Noah Baumbach’s Greenberg is a low key, intimate character study centering around Roger Greenberg (Ben Stiller). Greenberg, as we quickly find out, was recently released from a mental health facility and is taking up to living in his brother’s house while he travels to Vietnam with his family. Greenberg soon sparks a relationship with his brother’s assistant Florence, and their relationship is pretty touch and go to say the least.
The relationship between Roger and Florence is actually quite palpable almost immediately. There is an awkward tension between them, but they’re both in the right frame of mind for a quick hook up it seems. Except while Roger wants to do nothing and be connected to no one, Florence seems to yearn for a constant connection with anyone and to fill her life doing task after task for Roger’s brother. Their lives overlap in a very unique and very true way.

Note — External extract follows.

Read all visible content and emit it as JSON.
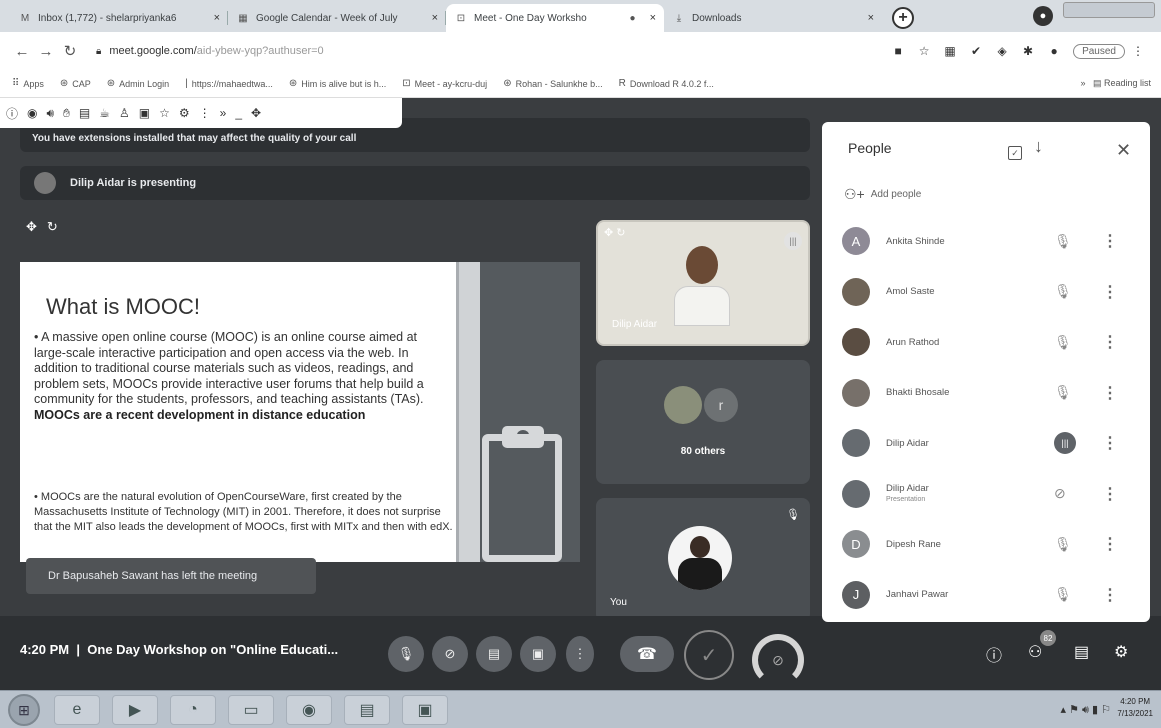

Ben Stiller gives one of the finest performances of his career. It’s nothing like he’s done before, and is very subdued. Stiller’s main asset is great timing, and Greenberg himself has a good deal of fantastic lines. He’s a very moody guy who seems to focus on the minutia of life, and almost everything seems to bother him. It’s a very, very realistic character. He’s narcissistic and always in his own head. He rarely lets things go. But there is an air of humanity embedded in him that makes him a sympathetic character. He’s not tremendously “likable,” if that were a legitimate argument for disliking the film as whole, but he’s human. He’s obviously sorting through things in his life, and trying to embrace a new Roger Greenberg.
Greta Gerwig gives a nice breakout performance here as Florence. She, like Roger, is flawed and looking for something new. Except while Roger seems to be searching alone, Florence needs friends, her boss, and gentlemen suitors to always be around her and giving her guidance on what to do. The strong opinionated Greenberg obliges her, but not knowing what he himself wants means their relationship gets stuck in the mud pretty often, so much that Roger doesn’t even recognize it as a relationship.
Baumbach’s 2005 film The Squid and the Whale is a modern masterpiece that deals with divorce in a New York City family in the 1980s, so I continue to have high hopes for him. While his follow up Margot at the Wedding was nothing special (in fact, nothing particularly good), he rebounds quite nicely with Greenberg. He crafts very strong characters, and he never tries to disguise how flawed they are. They are almost immediately introduced that way. The journey is watching these characters deal with those flaws.
Baumbach writes some fabulous dialogue, and his films have a genuine conversational nature that I personally enjoy. The verbal reactions, the disagreements, the discussions, they each have a breath of reality to them. It’s less “actors reciting lines” and more organic. The characters make choices that aren’t completely out of the ordinary or unbelievable. They interact purely and have natural conversations. There are some unexpected developments in the story that again give the film a feeling of reality.
The only major complaint I have with Greenberg as a film is that it’s a bit mismareketed. It’s not some quirky comedy. There are a couple of laughs to be had, and the characters have their quirks, but it’s largely a character driven film that focuses on personal confusion and internal struggle more than comedy. While as whole the movie itself is just fine, it’s hard to adjust your expectations midstream when you’re anticipating something much, much different.
Greenberg is a moody film about a moody guy. Ben Stiller gives a terrific performance in the title role, and Noah Baumbach’s script gives us some great dialogue and two majorly flawed characters. The final scene is handled with such delicacy that any minor quibble you could have with Greenberg the person or the film almost washes away. Perhaps a fantastic final twenty minutes elevates an only above average film into being something a little bit better than it really is. But I finished with a really positive outlook on the film as a whole.